Nous sommes passés par des moments de souffrance, de doutes, à cause de la chaleur et de l’humidité, du manque d’eau courante parfois, du palu que nous avons contracté malgré les traitements, des moustiques omniprésents, de la nourriture difficile à conserver, des fourmis carnivores, ou encore les petits rongeurs, nos « colocataires », qui partageaient notre habitation. Mais quand l’un de nous flanchait, l’autre prenait le relais, et nous avons ainsi traversé quelques épreuves, soudés.
S’il est une expérience fondatrice, ce fut bien celle-là !!! Nous avons vécu deux années extraordinaires avec les enfants et leurs familles, au village ou dans les campements en forêt, avec des religieuses (notamment sœur Carmen) qui nous ont accompagnés et avec lesquelles nous avons vécu ce projet.
Nous avons appris de nos amis Bagyélis, plus qu’il ne sera jamais possible de l’exprimer, simplement le partage d’une vie simple rythmée par la forêt, le besoin de se nourrir et de vivre ensemble.
Pendant nos temps de vacances nous avons aussi pu découvrir le Cameroun et ses mille paysages. Nous avons également eu l’immense bonheur de rencontrer des coopérants, des bénévoles, des touristes même, avec lesquels des liens exceptionnels se sont noués…..certains d’entre eux sont devenus nos meilleurs amis, notre autre famille, les parrains et marraines de nos enfants plus tard. L’été dernier nous avons fêté les 25 ans de cette rencontre….

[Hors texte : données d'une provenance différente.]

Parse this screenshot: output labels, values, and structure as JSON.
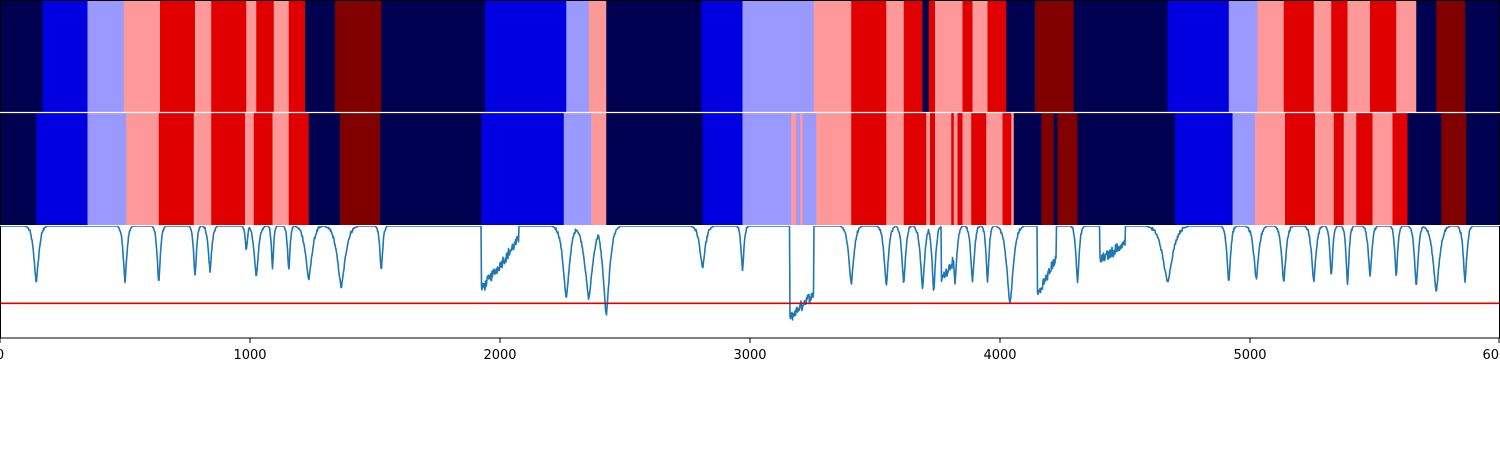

Une tornade a emporté le toit de notre maison en avril 1992, nous obligeant à anticiper notre retour en France alors même que nous envisagions de rester pour une troisième année. Ce départ nous a laissé un goût amer d’inachevé, une blessure jamais vraiment refermée. Il ne se passe pas un jour sans que nous n’évoquions Bipindi : un prénom d’enfant, une anecdote, un mot en Bagyeli, une pensée…nous sommes en contact régulier avec Bipindi grâce au FONDAF qui continue à gérer le foyer, et qui nous envoie des photos de notre filleul, du foyer et des classes de préscolaire en forêt.
Cette expérience forte et, ô combien difficile certains jours, a constitué la fondation de notre couple, de notre future vie de famille, le moteur de notre vie. Partir si loin, pas seulement en distance mais en aussi brusque différence de mode de vie a été la chance de notre vie.